Any heavy conversations they turn around and say “I hear you” but they don’t take the time to really hear others. They are just saying that to look neutral and to SHUT THE CONVERSATION DOWN. If you ask for reflection or feedback, they will probably say things like, “I see things differently”, “we need to respect different opinions”, “there’s so much hate in the world”. The hate stems from AVOIDANCE and that’s a direct source to mask their mentality.

Some toxic positivity people actually stay silent to make the other person FEEL uncomfortable enough to change the subject. This is a projection tactic to shift their uncomfortable feelings to the other person. All of this is rooted in avoidance.

What toxic people are really doing is; they are gatekeeping, prolonging and WITHHOLDING healing to stay in their “positivity” light because they BENEFIT from their system. Imagine withholding well deserved healing from others on purpose!

Toxic positivity is a form of narcissism. It’s meant to control people through another manipulation lens. This is why I personally write extensively about toxic positivity. I have noticed that abusers do exhaust their normal methods of manipulation tactics. They make the switch over to toxic positivity to reengage with the victim/survivor. They sound positively new. They do sound like they’ve received some help. Or they might need to reel in a new source of supply.

Do I believe all toxic positivity people abusers?

No, I do not. Some people fall prey to toxic positivity because they do not have enough support to start on a healing journey especially from abuse.

My personal experience with toxic positivity:

Toxic positivity affected me at the beginning of my own healing journey. I fell prey to toxic positivity because I thought that’s what healing was. I shamed myself and castigated myself for not being nicer. I shamed myself for getting angry at all my past experiences. I also shamed myself for feeling the trigger emotions and not addressing things in a ‘better’ way. I learned how to mask my emotions instead. I put my fawning (people pleaser) conditioning into overdrive. I wanted to help as many people as I could. One thing I didn’t account for was that my underlying anger. I did not deal with the bubbling emotions because I thought I was not supposed to.

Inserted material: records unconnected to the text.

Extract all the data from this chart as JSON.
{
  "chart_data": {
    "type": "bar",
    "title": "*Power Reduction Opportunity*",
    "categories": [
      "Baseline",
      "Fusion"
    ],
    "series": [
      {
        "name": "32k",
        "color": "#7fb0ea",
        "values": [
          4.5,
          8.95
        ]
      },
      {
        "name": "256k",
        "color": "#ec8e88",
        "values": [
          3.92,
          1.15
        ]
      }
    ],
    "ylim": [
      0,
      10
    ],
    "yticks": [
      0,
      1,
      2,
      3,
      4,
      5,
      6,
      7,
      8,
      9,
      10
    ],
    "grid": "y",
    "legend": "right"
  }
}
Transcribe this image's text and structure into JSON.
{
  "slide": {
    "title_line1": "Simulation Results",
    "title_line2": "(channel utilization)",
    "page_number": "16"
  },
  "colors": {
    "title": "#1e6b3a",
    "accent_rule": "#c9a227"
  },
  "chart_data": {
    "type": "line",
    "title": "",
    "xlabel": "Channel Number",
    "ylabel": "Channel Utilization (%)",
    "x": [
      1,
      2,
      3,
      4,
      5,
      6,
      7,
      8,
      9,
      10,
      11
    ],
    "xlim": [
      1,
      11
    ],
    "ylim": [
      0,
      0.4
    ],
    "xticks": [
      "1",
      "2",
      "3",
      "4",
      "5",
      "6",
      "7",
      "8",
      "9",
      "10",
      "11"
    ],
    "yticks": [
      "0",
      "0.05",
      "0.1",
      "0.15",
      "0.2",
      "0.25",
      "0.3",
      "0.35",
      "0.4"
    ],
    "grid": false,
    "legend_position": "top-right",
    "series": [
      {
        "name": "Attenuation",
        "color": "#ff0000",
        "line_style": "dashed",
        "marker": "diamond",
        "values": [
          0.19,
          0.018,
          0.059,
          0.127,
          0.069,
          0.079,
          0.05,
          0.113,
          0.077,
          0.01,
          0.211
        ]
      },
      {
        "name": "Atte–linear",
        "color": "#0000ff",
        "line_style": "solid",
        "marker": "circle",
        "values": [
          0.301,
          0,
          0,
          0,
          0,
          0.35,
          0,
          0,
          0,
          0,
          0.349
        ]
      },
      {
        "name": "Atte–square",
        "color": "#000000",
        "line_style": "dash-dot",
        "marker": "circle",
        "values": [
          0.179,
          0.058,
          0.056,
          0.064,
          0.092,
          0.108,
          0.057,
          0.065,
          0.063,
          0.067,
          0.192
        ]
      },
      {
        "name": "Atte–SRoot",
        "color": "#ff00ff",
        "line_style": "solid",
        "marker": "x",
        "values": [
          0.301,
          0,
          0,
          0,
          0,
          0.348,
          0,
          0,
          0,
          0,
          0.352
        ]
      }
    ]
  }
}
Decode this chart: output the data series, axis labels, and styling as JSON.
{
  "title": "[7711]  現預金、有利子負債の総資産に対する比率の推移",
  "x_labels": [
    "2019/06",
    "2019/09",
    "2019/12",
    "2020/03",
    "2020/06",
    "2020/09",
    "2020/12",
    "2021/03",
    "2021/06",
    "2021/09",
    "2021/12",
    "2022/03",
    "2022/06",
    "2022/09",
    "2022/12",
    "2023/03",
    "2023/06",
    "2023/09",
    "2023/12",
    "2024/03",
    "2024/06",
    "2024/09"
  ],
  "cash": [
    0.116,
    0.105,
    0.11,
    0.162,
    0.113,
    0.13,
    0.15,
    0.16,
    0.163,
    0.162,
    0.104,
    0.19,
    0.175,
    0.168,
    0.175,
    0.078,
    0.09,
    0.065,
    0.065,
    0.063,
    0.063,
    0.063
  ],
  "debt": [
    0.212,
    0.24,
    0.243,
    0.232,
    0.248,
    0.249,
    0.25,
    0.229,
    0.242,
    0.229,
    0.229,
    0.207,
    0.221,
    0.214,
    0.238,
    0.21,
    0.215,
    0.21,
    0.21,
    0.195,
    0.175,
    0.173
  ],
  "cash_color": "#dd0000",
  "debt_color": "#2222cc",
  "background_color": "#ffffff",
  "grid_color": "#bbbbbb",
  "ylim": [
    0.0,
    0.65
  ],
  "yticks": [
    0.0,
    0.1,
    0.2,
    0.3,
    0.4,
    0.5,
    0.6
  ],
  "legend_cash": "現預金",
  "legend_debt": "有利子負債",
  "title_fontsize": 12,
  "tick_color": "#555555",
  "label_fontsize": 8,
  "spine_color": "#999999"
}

Everything came to the surface one year into my healing journey. I found myself in the middle of a trauma workshop with underlying toxic positivity messaging. I saw myself sitting there in complete isolation in another state away from any safety. I was retraumatized at a trauma event due to the workshop exercises. I remember having major panic attacks in the hotel room that night. That moment taught me that I desperately needed to address all my emotions and seek help from people who could really help me process in safety. I was not being optimistic and counting down healing time but I was masking emotions instead. It has taken me longer to process due to undoing the personal abuse I have endured and added toxic positivity masking.

I believe through having spaces where people do not feel shamed or judged provides a space where they can be heard. People need spaces of support and acknowledgment. They also need facilitators who are experienced in niche areas. This means holding true kindness areas that are safe for survivors to express themselves authentically. Trust must held as a priority.